Not only has KP Oli failed to fulfil the duties of the highest executive office of the country, but he has also dragged the Office of the President to this intra-party rat race for political influence. The Office of the President was envisioned to be a non-partisan institution. Regrettably, that role has come under question as the President has been seen to micromanage the internal politics of the ruling Nepal Communist Party. Along with the President's office, the country itself has been held hostage for far too long. And this is not acceptable in a democratic polity.
The ongoing drama is not a question of what will happen to the ordinance now that Oli and Dahal have decided to request the President to withdraw it. The question is why Oli has been using one ordinance after another as the weapon against his opponents. This is a direct attack on the spirit of the constitution, and an insult to the historic mandate he and his party received to run the government for five years. To be fair to Oli, he has failed to receive full support from within his party as his rival camp is committed to undoing him at every step. But that is no excuse to drag the country to the brink of a constitutional crisis.

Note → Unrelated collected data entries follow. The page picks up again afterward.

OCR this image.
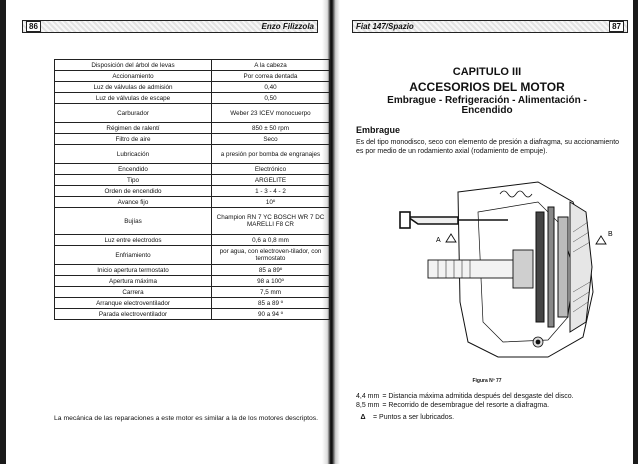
86	Enzo Filizzola
Disposición del árbol de levas	A la cabeza
Accionamiento	Por correa dentada
Luz de válvulas de admisión	0,40
Luz de válvulas de escape	0,50
Carburador	Weber 23 ICEV monocuerpo
Régimen de ralentí	850 ± 50 rpm
Filtro de aire	Seco
Lubricación	a presión por bomba de engranajes
Encendido	Electrónico
Tipo	ARGELITE
Orden de encendido	1 - 3 - 4 - 2
Avance fijo	10º
Bujías	Champion RN 7 YC BOSCH WR 7 DC MARELLI F8 CR
Luz entre electrodos	0,6 a 0,8 mm
Enfriamiento	por agua, con electroven-tilador, con termostato
Inicio apertura termostato	85 a 89º
Apertura máxima	98 a 100º
Carrera	7,5 mm
Arranque electroventilador	85 a 89 º
Parada electroventilador	90 a 94 º
La mecánica de las reparaciones a este motor es similar a la de los motores descriptos.
Fiat 147/Spazio	87
CAPITULO III
ACCESORIOS DEL MOTOR
Embrague - Refrigeración - Alimentación - Encendido
Embrague
Es del tipo monodisco, seco con elemento de presión a diafragma, su accionamiento es por medio de un rodamiento axial (rodamiento de empuje).
A
B
Figura Nº 77
4,4 mm = Distancia máxima admitida después del desgaste del disco.
8,5 mm = Recorrido de desembrague del resorte a diafragma.
Δ	= Puntos a ser lubricados.
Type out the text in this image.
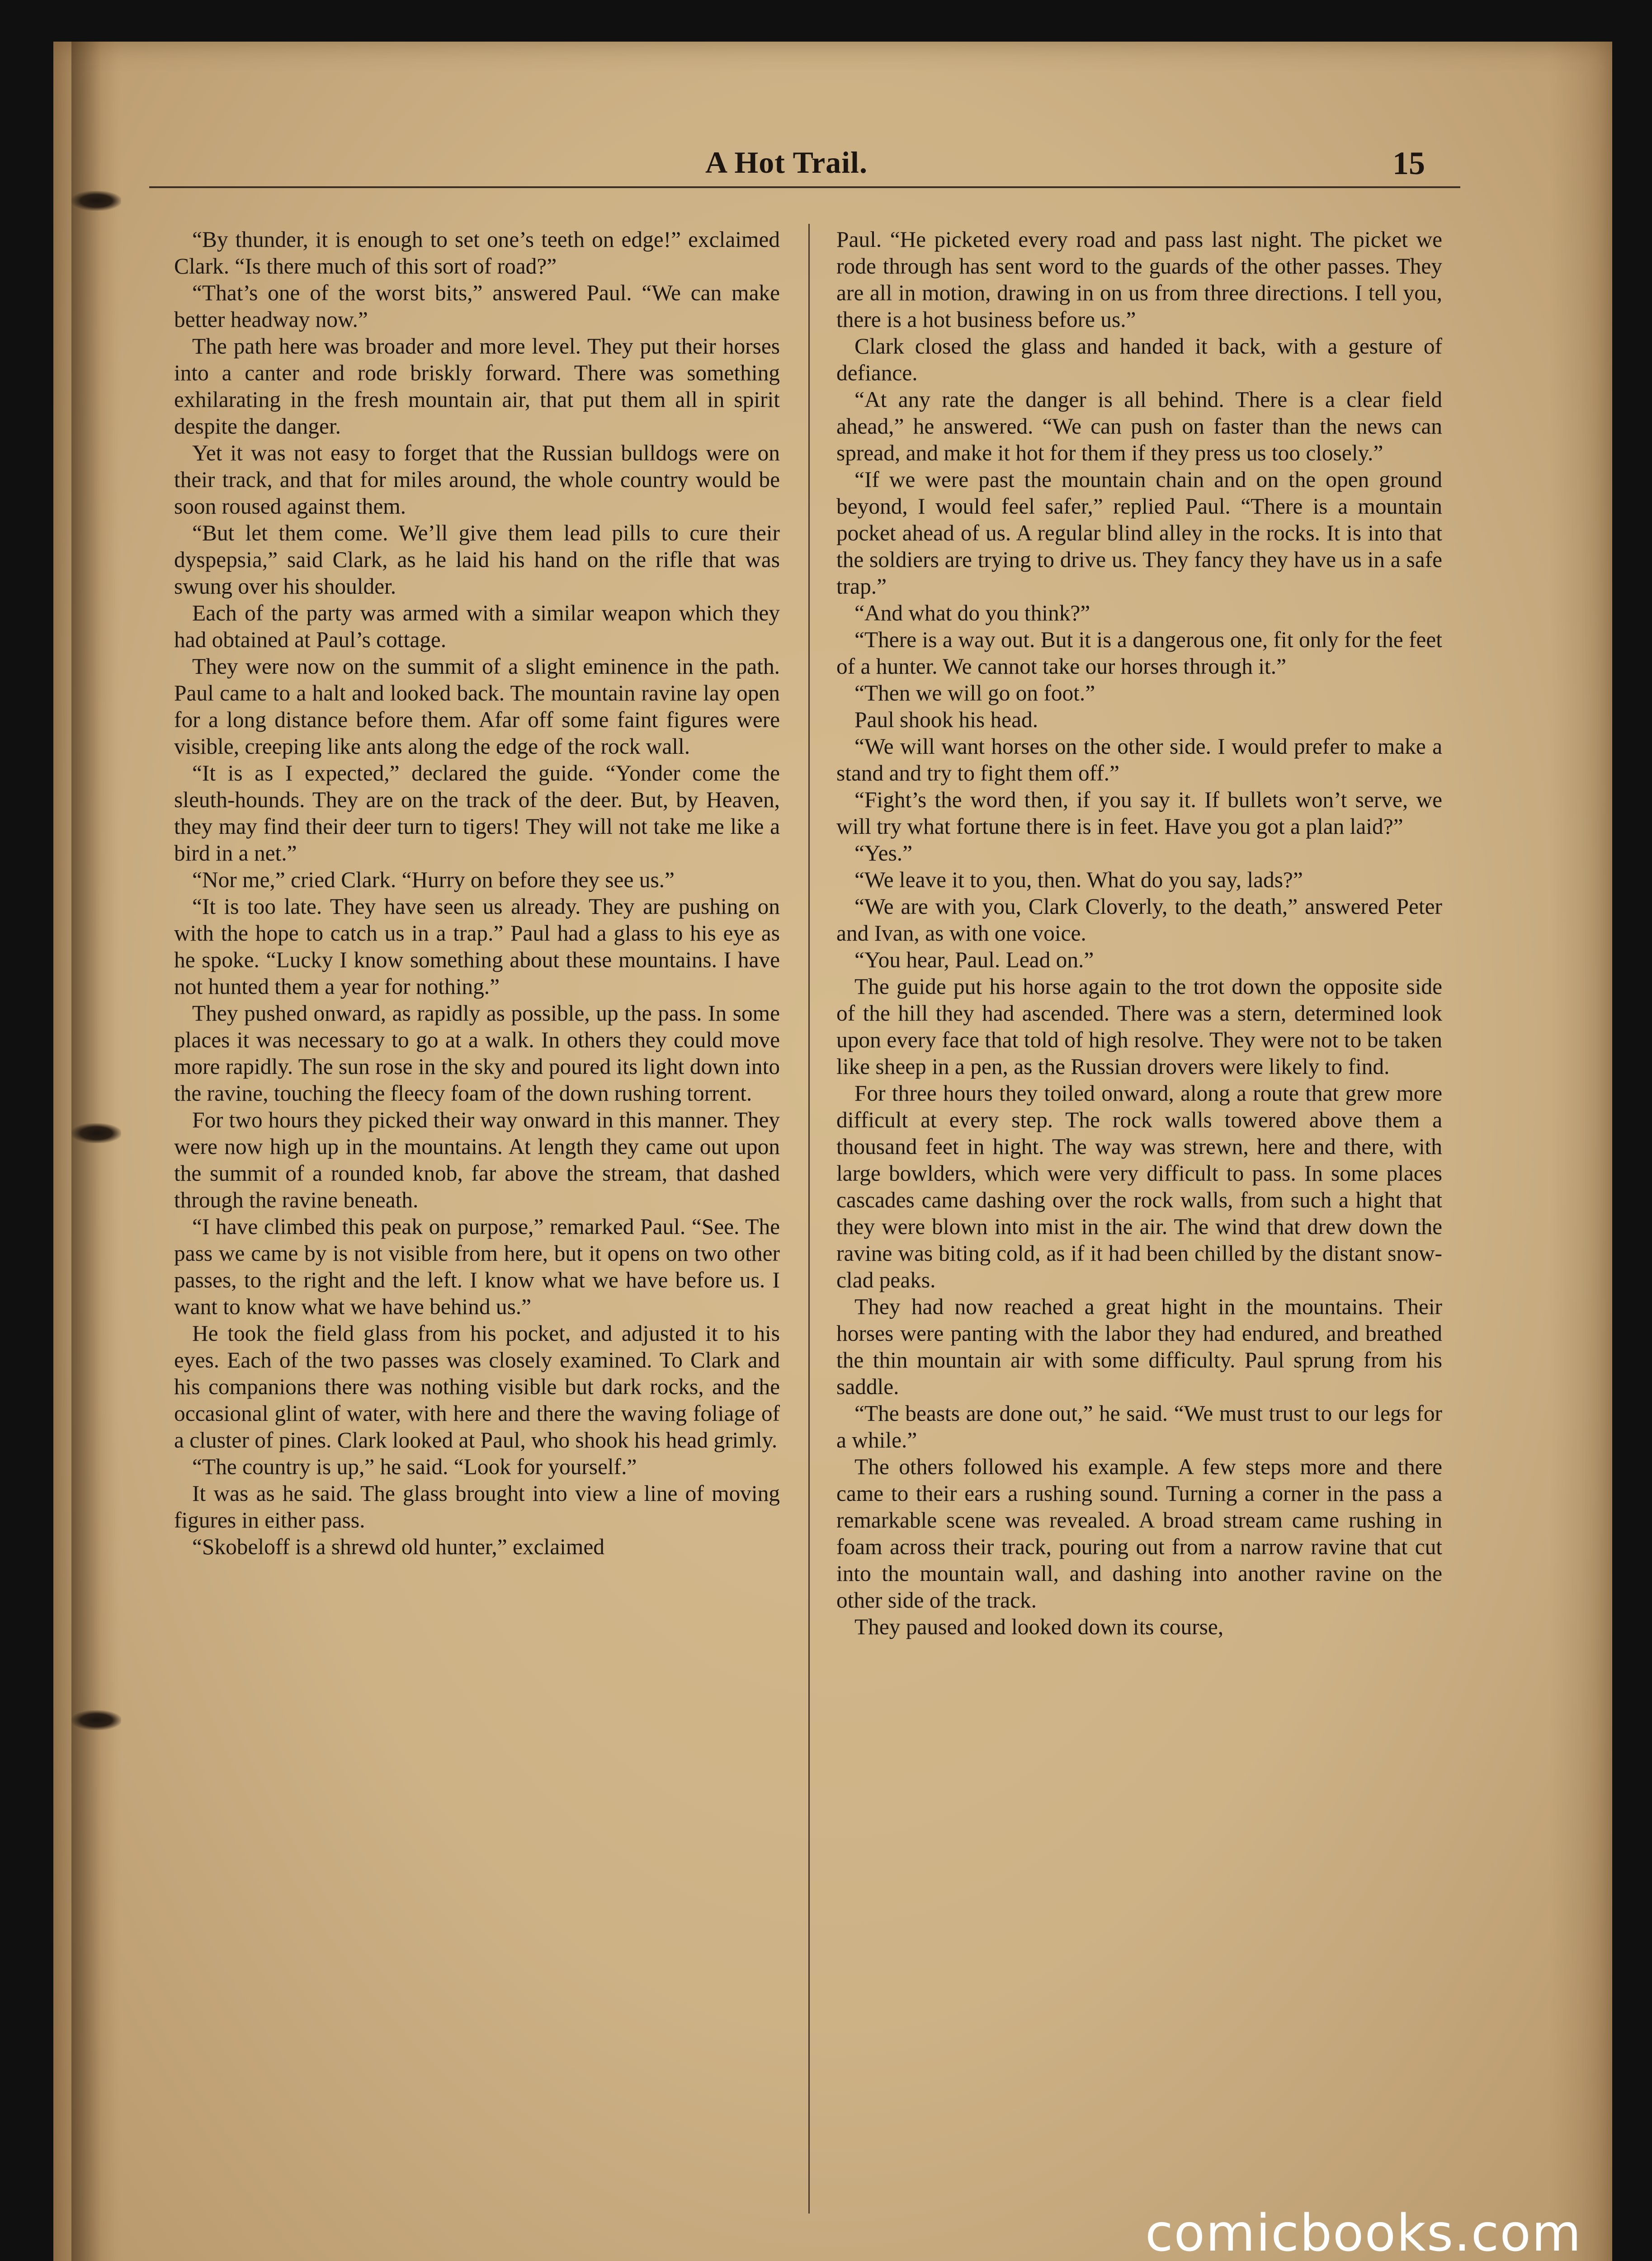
A Hot Trail.	15

“By thunder, it is enough to set one’s teeth on edge!” exclaimed Clark. “Is there much of this sort of road?”

“That’s one of the worst bits,” answered Paul. “We can make better headway now.”

The path here was broader and more level. They put their horses into a canter and rode briskly forward. There was something exhilarating in the fresh mountain air, that put them all in spirit despite the danger.

Yet it was not easy to forget that the Russian bulldogs were on their track, and that for miles around, the whole country would be soon roused against them.

“But let them come. We’ll give them lead pills to cure their dyspepsia,” said Clark, as he laid his hand on the rifle that was swung over his shoulder.

Each of the party was armed with a similar weapon which they had obtained at Paul’s cottage.

They were now on the summit of a slight eminence in the path. Paul came to a halt and looked back. The mountain ravine lay open for a long distance before them. Afar off some faint figures were visible, creeping like ants along the edge of the rock wall.

“It is as I expected,” declared the guide. “Yonder come the sleuth-hounds. They are on the track of the deer. But, by Heaven, they may find their deer turn to tigers! They will not take me like a bird in a net.”

“Nor me,” cried Clark. “Hurry on before they see us.”

“It is too late. They have seen us already. They are pushing on with the hope to catch us in a trap.” Paul had a glass to his eye as he spoke. “Lucky I know something about these mountains. I have not hunted them a year for nothing.”

They pushed onward, as rapidly as possible, up the pass. In some places it was necessary to go at a walk. In others they could move more rapidly. The sun rose in the sky and poured its light down into the ravine, touching the fleecy foam of the down rushing torrent.

For two hours they picked their way onward in this manner. They were now high up in the mountains. At length they came out upon the summit of a rounded knob, far above the stream, that dashed through the ravine beneath.

“I have climbed this peak on purpose,” remarked Paul. “See. The pass we came by is not visible from here, but it opens on two other passes, to the right and the left. I know what we have before us. I want to know what we have behind us.”

He took the field glass from his pocket, and adjusted it to his eyes. Each of the two passes was closely examined. To Clark and his companions there was nothing visible but dark rocks, and the occasional glint of water, with here and there the waving foliage of a cluster of pines. Clark looked at Paul, who shook his head grimly.

“The country is up,” he said. “Look for yourself.”

It was as he said. The glass brought into view a line of moving figures in either pass.

“Skobeloff is a shrewd old hunter,” exclaimed

Paul. “He picketed every road and pass last night. The picket we rode through has sent word to the guards of the other passes. They are all in motion, drawing in on us from three directions. I tell you, there is a hot business before us.”

Clark closed the glass and handed it back, with a gesture of defiance.

“At any rate the danger is all behind. There is a clear field ahead,” he answered. “We can push on faster than the news can spread, and make it hot for them if they press us too closely.”

“If we were past the mountain chain and on the open ground beyond, I would feel safer,” replied Paul. “There is a mountain pocket ahead of us. A regular blind alley in the rocks. It is into that the soldiers are trying to drive us. They fancy they have us in a safe trap.”

“And what do you think?”

“There is a way out. But it is a dangerous one, fit only for the feet of a hunter. We cannot take our horses through it.”

“Then we will go on foot.”

Paul shook his head.

“We will want horses on the other side. I would prefer to make a stand and try to fight them off.”

“Fight’s the word then, if you say it. If bullets won’t serve, we will try what fortune there is in feet. Have you got a plan laid?”

“Yes.”

“We leave it to you, then. What do you say, lads?”

“We are with you, Clark Cloverly, to the death,” answered Peter and Ivan, as with one voice.

“You hear, Paul. Lead on.”

The guide put his horse again to the trot down the opposite side of the hill they had ascended. There was a stern, determined look upon every face that told of high resolve. They were not to be taken like sheep in a pen, as the Russian drovers were likely to find.

For three hours they toiled onward, along a route that grew more difficult at every step. The rock walls towered above them a thousand feet in hight. The way was strewn, here and there, with large bowlders, which were very difficult to pass. In some places cascades came dashing over the rock walls, from such a hight that they were blown into mist in the air. The wind that drew down the ravine was biting cold, as if it had been chilled by the distant snow-clad peaks.

They had now reached a great hight in the mountains. Their horses were panting with the labor they had endured, and breathed the thin mountain air with some difficulty. Paul sprung from his saddle.

“The beasts are done out,” he said. “We must trust to our legs for a while.”

The others followed his example. A few steps more and there came to their ears a rushing sound. Turning a corner in the pass a remarkable scene was revealed. A broad stream came rushing in foam across their track, pouring out from a narrow ravine that cut into the mountain wall, and dashing into another ravine on the other side of the track.

They paused and looked down its course,

comicbooks.com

Provisions of checks and balances form a cardinal pillar of democracy, but Oli has repeatedly sought to disturb that balance. This will ultimately lead to democratic politics losing its legitimacy. True, Oli has been cornered in the party, but his tactics to remain in power by any means hurt the core democratic values. The prime minister has continually bullied his way through the constitutional process. Oli’s bullish behaviour has called into question his legitimacy to govern despite the huge electoral mandate he earned.